An ambitious goal, to be sure, but Tagliabue’s call clearly resonated with the audience, and Fox Sports’ Group Chairman David Hill carried that theme when he accepted his second trophy of the night in front of an event-record crowd of 800 people. In repeatedly praising Tagliabue for his achievements, Hill said that he and his peers have to keep more in mind than just who won, who lost and who made the most exciting highlight reel in sports.
“The finest athletes and the finest sports are the finest attributes of life,” he said. “And I believe it is our duty as broadcasters to focus on that, and not the negative. And if we do that … the world would be a better place.”
That message of responsibility was laid out by Tagliabue midway through the event, which was held at the Marriott Marquis at Times Square and revealed the winners among 77 nominees in 15 categories (see list).

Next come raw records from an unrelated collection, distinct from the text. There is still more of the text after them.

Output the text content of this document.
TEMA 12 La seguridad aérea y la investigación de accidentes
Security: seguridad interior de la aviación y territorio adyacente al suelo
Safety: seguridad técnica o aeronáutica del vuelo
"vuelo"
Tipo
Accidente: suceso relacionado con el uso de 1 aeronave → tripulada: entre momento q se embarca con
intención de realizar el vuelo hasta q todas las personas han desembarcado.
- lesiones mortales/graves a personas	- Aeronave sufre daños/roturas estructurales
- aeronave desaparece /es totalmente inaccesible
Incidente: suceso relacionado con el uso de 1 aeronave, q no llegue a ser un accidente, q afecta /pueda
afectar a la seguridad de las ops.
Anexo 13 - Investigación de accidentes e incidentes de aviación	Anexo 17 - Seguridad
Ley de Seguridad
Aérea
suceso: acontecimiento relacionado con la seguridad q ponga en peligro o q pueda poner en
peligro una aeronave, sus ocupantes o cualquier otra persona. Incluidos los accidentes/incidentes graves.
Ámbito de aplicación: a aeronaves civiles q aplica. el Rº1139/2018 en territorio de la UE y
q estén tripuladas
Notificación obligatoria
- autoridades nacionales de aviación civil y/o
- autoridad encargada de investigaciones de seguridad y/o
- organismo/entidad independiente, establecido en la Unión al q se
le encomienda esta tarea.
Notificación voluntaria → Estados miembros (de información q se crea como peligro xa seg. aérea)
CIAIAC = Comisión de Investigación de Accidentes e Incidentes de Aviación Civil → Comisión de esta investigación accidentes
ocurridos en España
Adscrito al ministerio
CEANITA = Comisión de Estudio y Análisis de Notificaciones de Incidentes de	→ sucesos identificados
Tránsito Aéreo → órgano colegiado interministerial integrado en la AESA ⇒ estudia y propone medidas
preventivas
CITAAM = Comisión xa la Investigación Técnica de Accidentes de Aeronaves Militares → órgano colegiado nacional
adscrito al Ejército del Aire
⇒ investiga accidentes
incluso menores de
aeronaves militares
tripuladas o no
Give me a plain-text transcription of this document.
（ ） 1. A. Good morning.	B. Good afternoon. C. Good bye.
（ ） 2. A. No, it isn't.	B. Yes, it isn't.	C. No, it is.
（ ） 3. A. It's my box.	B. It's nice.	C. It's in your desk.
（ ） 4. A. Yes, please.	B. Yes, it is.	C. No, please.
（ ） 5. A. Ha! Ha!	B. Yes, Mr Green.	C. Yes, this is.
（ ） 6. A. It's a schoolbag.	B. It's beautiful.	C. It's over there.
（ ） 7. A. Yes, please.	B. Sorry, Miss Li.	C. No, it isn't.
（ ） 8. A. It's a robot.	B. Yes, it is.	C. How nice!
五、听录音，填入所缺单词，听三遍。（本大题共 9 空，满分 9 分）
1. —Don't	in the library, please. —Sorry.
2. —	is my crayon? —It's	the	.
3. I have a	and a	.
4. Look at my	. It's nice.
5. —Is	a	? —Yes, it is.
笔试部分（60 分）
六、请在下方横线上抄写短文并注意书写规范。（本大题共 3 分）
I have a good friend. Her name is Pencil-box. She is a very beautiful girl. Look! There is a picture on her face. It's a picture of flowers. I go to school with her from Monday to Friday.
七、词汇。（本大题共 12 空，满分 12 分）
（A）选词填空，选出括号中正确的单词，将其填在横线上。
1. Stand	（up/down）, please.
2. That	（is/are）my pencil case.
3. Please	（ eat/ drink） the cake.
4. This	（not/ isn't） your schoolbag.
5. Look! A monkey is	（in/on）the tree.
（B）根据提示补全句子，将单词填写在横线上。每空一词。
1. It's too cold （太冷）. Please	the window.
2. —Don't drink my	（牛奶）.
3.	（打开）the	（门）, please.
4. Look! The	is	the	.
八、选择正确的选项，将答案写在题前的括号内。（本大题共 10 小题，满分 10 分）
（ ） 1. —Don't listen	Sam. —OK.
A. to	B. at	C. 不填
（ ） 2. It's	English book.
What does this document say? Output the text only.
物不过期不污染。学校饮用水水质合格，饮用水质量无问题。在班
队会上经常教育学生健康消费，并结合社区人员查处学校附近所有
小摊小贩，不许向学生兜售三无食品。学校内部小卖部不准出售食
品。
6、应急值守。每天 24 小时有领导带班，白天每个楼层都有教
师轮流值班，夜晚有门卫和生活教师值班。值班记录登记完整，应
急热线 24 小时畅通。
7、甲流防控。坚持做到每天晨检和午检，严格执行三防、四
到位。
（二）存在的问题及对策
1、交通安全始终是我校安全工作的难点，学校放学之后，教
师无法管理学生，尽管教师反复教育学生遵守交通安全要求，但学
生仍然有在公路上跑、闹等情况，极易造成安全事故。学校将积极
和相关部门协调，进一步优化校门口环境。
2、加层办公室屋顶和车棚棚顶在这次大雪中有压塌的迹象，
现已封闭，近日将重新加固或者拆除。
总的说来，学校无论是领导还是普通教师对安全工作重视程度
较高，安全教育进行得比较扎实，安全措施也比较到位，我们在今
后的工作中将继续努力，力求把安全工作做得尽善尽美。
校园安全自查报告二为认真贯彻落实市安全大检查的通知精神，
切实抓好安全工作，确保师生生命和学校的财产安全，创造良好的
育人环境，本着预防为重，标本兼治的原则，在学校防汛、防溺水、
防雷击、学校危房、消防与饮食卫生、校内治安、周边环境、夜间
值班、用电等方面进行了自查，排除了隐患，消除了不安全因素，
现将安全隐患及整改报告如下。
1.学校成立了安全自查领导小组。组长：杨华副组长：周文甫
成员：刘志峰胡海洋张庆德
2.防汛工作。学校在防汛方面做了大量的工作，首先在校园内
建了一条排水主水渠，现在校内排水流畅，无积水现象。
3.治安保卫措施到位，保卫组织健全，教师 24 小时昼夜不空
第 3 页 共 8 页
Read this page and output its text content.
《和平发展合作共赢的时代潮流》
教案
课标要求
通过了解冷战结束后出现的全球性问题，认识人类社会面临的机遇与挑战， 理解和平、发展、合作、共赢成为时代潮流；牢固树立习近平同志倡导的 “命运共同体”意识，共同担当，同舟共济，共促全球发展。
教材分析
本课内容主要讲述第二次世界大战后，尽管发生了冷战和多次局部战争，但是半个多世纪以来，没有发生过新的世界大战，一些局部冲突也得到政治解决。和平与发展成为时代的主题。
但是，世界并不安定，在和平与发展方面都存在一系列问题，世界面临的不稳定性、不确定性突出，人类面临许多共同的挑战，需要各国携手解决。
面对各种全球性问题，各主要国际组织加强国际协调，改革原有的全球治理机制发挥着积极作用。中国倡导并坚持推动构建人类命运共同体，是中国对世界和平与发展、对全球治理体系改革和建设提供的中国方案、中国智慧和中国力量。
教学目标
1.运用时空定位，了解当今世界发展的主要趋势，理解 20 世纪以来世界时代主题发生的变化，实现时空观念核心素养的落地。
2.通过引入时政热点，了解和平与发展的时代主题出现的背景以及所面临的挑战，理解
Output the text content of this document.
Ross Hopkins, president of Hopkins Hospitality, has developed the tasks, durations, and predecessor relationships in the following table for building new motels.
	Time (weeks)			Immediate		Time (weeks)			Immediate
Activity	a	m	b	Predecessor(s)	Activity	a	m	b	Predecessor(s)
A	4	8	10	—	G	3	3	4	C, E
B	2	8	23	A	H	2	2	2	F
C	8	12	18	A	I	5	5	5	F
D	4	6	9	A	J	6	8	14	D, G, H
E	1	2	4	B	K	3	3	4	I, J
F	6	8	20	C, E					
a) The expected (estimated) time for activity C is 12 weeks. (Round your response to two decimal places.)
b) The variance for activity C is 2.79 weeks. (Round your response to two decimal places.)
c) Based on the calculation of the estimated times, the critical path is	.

“From simple roots in the early 20th century, our sports have now become multifaceted, hybrid and very complex,” Tagliabue said. “Now sport has become entertainment and television and Internet product. It has become for millions an all-consuming preoccupation … a mix of fantasy, advertising, marketing, licensing, commerce and big business. It’s become celebrity, increasingly with doses of politics and off-field controversy and sometimes hype.
“We can’t allow entertainment, commercial or celebrity interests to overrun sport at all levels. Believe me, I’m not against commerce. And I’m not against celebrity. But we can’t let it overrun everything at every level.”
Leaders in sports have to keep a sharp focus on instilling good values at every level, Tagliabue said, and he went so far as to specifically press for more benefits for intercollegiate athletes, though not necessarily in the form of the payments or stipends that are being considered by college leaders.
“If collegiate athletes deserve additional financial benefits beyond current scholarships, and schools can afford it, why not reward the athletes with multiyear education trust funds for the completion of academic degrees, not with signing bonuses and salaries?” he said. “In a nation where lack of education will consign millions of young people to menial jobs or no jobs, why should we reinforce the illusion that education doesn’t matter because you can always get paid — starting in college — for playing football or basketball?”
PGA Tour Commissioner Tim Finchem accepted the award for Sports Event of the Year for the 2012 Humana Challenge and reiterated that sports can, and should, be a force for good. Finchem noted the unique partnership between the PGA Tour, Humana Corp. and the Clinton Foundation for the event and said that the tournament was about “the idea that we could use the platform to raise awareness for a special concern in this country … and to look at the whole subject of wellness and health.”
The tournament was part of the beginning of a 10-year commitment to finding solutions for obesity and diabetes among young people, as well as for inactivity and increasing health problems among older people, Finchem said.
“We are losing an entire generation,” he declared. “We have to turn it around. Sports has to do its part.”
Near the end of the evening, Hill summed up the sentiments by saying, “If we look at the essence of what sport is … the world would be a better place.
“And wouldn’t that be a wonderful thing for us all to focus on: doing well by doing good.”